Mahkemece toplanan deliller ve yapılan yargılama sonucunda, davalı-karşı davacının sözleşmenin sona erdiğine ilişkin ihtarına rağmen her iki tarafın da sözleşmede yer alan yükümlülüklerini karşılıklı olarak gerçekleştirme iradesi gösterdiği, yapılan ihtarlara rağmen aralarındaki mal alış verişi ve dolayısıyla ticari ilişkinin devam ettiği, davalı-karşı davacı tarafça sözleşmenin sona erdiğinin ihbar edilmiş olmasına rağmen daha sonra mal teslimine hazır olunduğunun bildirildiği ve bu şekilde tarafların sözleşmeyi devam ettirme eylem ve iradesi gösterdikleri, taraflar arasındaki uyuşmazlığın ürün bedeli konusunda olduğu, bunun dışında gerçekleşen bir zararın varlığının davacı-karşı davalı tarafça gösterilen deliller ile ispatlanamadığından asıl davanın reddine; karşı dava bakımından ise, taraflar arasındaki ticari ilişki kapsamında 30.04.2009 tarihli fatura ile ton başı 250,00 USD bedel üzerinden fatura düzenlendiği ve ödemelerin 10.04.2012 tarihine kadar devam ettiği, ancak 14.04.2010 tarihinde davalı tarafça toplam 58.234,00 kg mal için 100,00 USD fiyat farkı faturası kesildiği ve bundan sonra da 350,00 USD fiyatından mal satılmış olduğunun her iki tarafın ticari defterlerinde yer alan kayıtlarla sabit olduğu, bu durumda anılan tarihten sonra fiyatın 350,00 USD olarak değiştirildiği ve bu durumun karşılıklı olarak kabul gördüğü, davacı tarafından karşılıklı kabulden sonra uyuşmazlık konusu olan 15.431,00 kg mala ilişkin olan faturanın düzenlendiği, davacı-karşı davalı tarafça bu miktar mala ilişkin olarak 250,00 USD üzerinden 7.022,80 TL ödeme yapılmışsa da, ödemenin karşılıklı kabul gören ve artırılan bedel olan 350,00 USD üzerinden yapılması gerektiğinden davalı-karşı davacının 2.808,91 TL alacaklı olduğu gerekçesiyle karşı davanın kabulüne karar verilmiş, hüküm davacı-karşı davalı vekilince temyiz edilmiştir.

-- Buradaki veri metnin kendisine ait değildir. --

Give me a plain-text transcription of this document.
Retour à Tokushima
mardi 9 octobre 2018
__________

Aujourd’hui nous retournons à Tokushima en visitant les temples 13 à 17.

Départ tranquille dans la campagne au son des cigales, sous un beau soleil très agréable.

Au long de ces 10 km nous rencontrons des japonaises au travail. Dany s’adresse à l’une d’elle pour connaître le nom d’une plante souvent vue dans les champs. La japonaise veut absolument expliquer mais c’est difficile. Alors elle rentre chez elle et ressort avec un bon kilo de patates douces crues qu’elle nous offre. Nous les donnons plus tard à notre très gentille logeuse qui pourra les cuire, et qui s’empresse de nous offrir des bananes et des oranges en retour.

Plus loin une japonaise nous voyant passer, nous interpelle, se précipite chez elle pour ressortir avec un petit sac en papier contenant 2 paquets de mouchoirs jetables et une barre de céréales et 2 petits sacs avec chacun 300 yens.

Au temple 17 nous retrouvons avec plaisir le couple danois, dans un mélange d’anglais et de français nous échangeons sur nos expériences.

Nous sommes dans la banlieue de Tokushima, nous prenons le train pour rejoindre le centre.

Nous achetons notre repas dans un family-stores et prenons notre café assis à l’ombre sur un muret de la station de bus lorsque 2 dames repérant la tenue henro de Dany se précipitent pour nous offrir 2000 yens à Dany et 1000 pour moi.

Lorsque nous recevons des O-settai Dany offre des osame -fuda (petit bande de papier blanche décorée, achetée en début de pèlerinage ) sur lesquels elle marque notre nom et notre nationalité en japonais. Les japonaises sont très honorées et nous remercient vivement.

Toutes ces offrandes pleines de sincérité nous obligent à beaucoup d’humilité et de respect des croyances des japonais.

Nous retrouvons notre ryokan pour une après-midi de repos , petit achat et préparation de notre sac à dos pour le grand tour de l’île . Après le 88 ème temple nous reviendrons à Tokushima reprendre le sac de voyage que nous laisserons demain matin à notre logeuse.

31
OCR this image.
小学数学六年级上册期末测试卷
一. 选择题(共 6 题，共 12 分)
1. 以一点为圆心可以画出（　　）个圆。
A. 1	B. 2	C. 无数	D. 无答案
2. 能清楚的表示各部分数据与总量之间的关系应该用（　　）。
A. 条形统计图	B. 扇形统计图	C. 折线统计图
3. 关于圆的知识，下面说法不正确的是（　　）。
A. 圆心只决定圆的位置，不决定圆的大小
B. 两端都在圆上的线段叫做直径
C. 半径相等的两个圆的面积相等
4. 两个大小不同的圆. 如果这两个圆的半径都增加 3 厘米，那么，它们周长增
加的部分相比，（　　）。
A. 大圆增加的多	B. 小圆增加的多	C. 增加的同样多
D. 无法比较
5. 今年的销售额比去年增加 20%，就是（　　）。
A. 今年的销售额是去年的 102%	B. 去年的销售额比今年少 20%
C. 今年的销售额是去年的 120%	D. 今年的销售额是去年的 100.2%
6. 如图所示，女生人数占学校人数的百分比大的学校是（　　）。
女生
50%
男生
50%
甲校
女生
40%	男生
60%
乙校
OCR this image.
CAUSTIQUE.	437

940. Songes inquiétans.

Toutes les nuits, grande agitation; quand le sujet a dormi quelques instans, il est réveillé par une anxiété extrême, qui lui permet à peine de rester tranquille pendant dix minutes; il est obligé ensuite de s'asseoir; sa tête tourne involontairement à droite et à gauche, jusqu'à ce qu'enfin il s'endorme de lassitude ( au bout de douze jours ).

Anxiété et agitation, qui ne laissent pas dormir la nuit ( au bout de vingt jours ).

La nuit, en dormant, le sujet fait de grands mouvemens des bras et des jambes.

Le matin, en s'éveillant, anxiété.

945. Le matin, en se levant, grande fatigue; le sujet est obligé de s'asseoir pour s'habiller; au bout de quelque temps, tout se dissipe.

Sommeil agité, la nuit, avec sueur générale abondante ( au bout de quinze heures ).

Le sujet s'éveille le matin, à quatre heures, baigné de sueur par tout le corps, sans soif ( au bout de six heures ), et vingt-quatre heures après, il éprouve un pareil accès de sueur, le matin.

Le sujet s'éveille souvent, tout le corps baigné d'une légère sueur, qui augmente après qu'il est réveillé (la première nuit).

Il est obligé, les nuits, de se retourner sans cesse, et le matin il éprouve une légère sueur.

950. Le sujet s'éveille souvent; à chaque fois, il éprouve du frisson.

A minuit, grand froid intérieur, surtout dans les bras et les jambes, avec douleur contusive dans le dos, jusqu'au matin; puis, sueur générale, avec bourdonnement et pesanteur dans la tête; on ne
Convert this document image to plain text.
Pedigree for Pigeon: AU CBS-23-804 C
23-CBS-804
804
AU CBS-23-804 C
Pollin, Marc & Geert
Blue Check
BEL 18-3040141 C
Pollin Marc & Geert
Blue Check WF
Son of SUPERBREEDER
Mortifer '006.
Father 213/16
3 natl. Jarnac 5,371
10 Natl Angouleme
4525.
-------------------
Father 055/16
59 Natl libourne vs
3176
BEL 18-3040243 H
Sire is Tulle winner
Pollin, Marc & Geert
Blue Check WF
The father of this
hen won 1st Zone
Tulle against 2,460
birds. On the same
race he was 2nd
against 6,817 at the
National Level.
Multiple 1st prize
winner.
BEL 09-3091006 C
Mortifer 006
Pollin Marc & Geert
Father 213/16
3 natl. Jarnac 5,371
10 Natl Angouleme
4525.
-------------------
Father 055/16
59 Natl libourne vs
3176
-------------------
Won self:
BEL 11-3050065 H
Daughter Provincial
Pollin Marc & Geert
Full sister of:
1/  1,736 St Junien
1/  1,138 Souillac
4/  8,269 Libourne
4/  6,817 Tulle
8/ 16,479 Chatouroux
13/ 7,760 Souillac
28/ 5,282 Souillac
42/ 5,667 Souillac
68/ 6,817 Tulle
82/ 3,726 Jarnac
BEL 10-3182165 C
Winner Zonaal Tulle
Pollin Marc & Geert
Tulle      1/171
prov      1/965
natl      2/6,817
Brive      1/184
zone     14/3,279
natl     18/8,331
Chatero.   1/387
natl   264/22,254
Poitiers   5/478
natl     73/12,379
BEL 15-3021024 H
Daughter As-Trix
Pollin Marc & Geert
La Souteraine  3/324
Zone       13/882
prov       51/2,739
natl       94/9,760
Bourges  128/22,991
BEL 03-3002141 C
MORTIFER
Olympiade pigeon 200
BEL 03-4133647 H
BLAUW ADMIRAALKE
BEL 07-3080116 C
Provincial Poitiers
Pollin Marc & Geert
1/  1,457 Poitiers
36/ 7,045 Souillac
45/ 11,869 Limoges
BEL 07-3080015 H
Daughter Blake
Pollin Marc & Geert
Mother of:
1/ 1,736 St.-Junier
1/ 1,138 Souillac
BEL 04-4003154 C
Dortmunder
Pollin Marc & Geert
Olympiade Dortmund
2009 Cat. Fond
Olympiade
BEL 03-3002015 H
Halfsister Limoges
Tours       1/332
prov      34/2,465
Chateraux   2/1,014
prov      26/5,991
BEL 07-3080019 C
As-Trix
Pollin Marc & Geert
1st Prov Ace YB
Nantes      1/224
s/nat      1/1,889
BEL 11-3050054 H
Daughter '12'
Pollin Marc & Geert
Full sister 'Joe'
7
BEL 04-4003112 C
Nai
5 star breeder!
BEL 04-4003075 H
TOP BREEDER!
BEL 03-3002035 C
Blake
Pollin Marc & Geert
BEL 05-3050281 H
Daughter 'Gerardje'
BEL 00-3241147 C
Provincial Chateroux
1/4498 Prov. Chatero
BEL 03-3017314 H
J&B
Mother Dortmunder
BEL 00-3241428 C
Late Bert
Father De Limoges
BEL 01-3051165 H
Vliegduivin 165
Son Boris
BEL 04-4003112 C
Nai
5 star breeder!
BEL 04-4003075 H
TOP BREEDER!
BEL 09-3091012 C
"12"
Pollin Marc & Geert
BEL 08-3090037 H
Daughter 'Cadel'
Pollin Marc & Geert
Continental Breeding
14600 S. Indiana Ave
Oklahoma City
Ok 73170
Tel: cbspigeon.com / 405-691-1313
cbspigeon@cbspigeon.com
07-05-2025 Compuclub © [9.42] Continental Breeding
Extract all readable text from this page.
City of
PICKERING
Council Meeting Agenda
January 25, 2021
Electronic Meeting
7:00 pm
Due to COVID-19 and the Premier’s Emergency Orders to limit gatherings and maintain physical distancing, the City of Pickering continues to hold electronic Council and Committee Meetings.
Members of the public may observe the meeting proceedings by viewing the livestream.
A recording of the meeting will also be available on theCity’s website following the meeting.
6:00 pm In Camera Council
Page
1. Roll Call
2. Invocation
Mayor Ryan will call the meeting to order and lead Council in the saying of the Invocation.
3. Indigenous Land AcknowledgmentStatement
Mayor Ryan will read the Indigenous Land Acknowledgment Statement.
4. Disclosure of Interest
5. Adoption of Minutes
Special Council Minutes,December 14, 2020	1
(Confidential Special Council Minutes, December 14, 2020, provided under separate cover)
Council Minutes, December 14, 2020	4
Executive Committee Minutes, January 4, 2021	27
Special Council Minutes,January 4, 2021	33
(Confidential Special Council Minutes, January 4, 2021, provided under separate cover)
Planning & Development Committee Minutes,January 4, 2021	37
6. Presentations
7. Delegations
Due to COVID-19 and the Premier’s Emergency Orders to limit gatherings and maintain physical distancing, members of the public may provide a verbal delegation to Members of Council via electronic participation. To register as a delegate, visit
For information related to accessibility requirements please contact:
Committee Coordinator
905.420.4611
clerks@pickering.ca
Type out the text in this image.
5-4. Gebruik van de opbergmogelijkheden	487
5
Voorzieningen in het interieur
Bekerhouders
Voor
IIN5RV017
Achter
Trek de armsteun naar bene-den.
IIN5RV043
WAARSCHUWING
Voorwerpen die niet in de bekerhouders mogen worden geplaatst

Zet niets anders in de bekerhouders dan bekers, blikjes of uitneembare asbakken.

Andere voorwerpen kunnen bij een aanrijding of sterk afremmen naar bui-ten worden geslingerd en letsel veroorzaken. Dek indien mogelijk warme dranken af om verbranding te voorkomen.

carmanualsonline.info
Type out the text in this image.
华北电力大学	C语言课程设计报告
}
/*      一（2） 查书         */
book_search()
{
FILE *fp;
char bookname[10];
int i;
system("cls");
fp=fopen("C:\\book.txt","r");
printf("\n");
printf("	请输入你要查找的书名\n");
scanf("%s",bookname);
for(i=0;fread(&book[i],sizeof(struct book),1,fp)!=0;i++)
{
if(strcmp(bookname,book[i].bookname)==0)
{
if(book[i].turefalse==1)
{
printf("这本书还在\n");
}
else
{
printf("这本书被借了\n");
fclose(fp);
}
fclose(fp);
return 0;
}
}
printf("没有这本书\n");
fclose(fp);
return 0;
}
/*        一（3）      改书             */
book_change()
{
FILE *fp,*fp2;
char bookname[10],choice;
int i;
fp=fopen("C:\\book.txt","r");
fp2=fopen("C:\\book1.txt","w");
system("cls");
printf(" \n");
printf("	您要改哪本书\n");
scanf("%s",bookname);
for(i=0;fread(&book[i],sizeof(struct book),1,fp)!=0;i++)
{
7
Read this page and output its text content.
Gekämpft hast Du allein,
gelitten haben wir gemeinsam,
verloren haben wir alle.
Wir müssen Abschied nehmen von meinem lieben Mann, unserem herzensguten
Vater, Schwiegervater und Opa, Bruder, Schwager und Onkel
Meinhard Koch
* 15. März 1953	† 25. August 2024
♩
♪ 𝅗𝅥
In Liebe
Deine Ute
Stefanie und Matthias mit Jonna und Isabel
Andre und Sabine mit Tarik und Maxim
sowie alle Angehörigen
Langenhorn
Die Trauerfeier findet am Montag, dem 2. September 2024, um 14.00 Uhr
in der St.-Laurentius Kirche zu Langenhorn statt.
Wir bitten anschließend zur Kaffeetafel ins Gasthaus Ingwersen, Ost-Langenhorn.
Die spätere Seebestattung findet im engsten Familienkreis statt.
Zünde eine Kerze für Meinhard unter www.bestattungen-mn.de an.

Dosyadaki yazılara kararın dayandığı delillerle gerektirici sebeplere, delillerin takdirinde bir isabetsizlik bulunmamasına göre, davacı-karşı davalı vekilinin yerinde görülmeyen bütün temyiz itirazlarının reddiyle usul ve kanuna uygun bulunan hükmün ONANMASINA, aşağıda yazılı onama harcının temyiz edenden alınmasına, 19.09.2016 gününde oybirliğiyle karar verildi.